Автор часто внедряется в ментальные процессы и раскрывает структуру мыслей, фантазий, снов, которых всегда много в произведениях Чехова, в частности, в той же «Степи»: «Егорушке почему-то хотелось думать только о Варламове и графине, в особенности о последней. Его сонный мозг совсем отказался от обыкновенных мыслей, туманился и удерживал одни только сказочные, фантастические образы, которые имеют то удобство, что как-то сами собой, без всяких хлопот со стороны думающего, зарождаются в мозгу и сами — стоит только хорошенько встряхнуть головой — исчезают бесследно; да и всё, что было кругом, не располагало к обыкновенным мыслям. Направо темнели холмы, которые, казалось, заслоняли собой что-то неведомое и страшное, налево всё небо над горизонтом было залито багровым заревом, и трудно было понять, был ли то где-нибудь пожар или же собиралась восходить луна» (там же, с. 44—45). Здесь мы переживаем несколько этапов формирования ментальных состояний: зарождения мыслей, их переосмысления, а потом фантазирования. Сама действительность, ее восприятие даются у Чехова интенционально, вызывают в сознании читателя те образы, картины, виды, сцены, которые конструирует автор как художник. Об этом не раз говорит сам писатель в письмах, немногочисленных статьях, когда читатель представляет себе то же самое, что видит, слышит, понимает художник. В этих видах, сценах, картинах, есть общее, типичное для всех воспринимающих субъектов, и в то же время каждый прибавляет к ним что-то свое — индивидуальное: «Когда я пишу, я вполне рассчитываю на читателя, полагая, что недостающие в рассказе субъективные элементы он подбавит сам», — говорит Чехов в письме А.С. Суворину (1890) (151, т. 4, с. 54).

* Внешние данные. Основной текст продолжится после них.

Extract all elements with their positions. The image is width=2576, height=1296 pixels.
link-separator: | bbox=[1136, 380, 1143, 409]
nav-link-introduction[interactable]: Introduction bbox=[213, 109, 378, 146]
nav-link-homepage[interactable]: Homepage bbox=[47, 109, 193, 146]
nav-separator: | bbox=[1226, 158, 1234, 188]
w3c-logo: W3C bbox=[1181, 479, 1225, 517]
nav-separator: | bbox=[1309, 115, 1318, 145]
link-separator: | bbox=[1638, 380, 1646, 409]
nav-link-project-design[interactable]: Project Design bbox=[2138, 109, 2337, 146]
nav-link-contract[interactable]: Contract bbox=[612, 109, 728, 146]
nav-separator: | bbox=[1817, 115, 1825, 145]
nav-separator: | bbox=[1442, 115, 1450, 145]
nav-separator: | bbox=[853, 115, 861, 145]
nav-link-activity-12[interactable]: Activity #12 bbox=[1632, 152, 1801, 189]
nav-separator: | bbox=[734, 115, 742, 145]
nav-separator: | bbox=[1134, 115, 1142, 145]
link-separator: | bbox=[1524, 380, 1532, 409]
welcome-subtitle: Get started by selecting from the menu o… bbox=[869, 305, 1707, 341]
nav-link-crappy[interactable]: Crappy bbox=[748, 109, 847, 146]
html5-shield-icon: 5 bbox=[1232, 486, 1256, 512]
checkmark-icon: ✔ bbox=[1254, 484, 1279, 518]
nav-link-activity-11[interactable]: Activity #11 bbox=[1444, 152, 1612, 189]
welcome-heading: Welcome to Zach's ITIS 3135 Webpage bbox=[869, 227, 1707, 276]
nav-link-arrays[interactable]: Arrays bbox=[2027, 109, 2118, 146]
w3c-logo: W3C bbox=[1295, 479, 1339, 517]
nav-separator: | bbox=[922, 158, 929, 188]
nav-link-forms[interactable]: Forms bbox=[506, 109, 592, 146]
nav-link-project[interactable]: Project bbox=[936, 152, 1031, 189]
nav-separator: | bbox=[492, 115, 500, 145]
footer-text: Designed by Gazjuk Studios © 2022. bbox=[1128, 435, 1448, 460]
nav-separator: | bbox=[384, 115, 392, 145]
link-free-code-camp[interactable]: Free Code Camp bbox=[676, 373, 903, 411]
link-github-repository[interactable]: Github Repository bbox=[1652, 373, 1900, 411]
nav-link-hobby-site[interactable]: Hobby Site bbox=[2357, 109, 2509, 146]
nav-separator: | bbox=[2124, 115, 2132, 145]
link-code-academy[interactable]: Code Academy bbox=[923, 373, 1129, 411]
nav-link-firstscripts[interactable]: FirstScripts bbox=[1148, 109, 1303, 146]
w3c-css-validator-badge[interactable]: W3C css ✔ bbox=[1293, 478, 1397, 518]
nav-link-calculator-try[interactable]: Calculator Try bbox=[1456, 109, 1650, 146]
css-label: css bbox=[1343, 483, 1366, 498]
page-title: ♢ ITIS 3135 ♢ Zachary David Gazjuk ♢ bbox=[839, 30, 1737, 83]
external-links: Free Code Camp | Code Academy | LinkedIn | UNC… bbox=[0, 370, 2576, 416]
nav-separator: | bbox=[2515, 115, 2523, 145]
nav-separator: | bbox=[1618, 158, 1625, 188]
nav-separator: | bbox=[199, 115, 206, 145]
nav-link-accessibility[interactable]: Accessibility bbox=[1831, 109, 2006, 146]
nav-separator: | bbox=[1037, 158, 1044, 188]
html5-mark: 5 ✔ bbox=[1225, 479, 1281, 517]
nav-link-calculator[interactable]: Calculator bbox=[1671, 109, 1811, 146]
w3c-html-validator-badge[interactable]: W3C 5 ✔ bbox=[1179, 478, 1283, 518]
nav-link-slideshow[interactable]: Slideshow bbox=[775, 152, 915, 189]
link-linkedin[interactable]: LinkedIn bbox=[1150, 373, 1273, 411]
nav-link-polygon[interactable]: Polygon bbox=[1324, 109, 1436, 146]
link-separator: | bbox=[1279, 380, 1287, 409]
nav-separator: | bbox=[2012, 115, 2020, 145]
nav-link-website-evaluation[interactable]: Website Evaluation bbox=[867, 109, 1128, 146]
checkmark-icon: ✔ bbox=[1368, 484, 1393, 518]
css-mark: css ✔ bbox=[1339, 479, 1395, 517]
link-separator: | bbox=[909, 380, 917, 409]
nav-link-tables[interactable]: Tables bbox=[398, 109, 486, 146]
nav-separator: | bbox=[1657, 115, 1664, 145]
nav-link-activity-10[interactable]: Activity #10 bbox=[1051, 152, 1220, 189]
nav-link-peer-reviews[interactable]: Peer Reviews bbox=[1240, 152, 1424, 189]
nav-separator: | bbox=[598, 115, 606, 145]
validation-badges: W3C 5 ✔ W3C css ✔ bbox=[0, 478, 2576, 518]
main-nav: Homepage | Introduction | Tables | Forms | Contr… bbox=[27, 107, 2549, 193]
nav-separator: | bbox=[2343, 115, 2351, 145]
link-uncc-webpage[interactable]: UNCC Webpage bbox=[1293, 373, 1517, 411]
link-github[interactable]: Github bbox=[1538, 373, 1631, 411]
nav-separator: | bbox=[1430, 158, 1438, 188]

Таким образом, слой наррации, характерный для повествовательного текста, опирающийся на структуру сюжета и языковые слои, осложняется конструированием многослойного образования, общего ментального слоя, который представляет глубину текста и конструируется на основе языкового слоя произведения. Текст — многомерное образование: есть звуковое тело текста, ритмический строй, лексический, грамматический, синтаксический слои (см. об этом: 165). Как строит свой текст автор, как создает воображаемый мир, таким мы его и представляем. Чеховский образ мира, его переживание осложняется и в то же время конкретизируется музыкальностью, когда текст, помимо прямого и переносного высказывания, содержит еще и некое мелодическое начало, многочисленные оттенки чувств, настроения, переживания.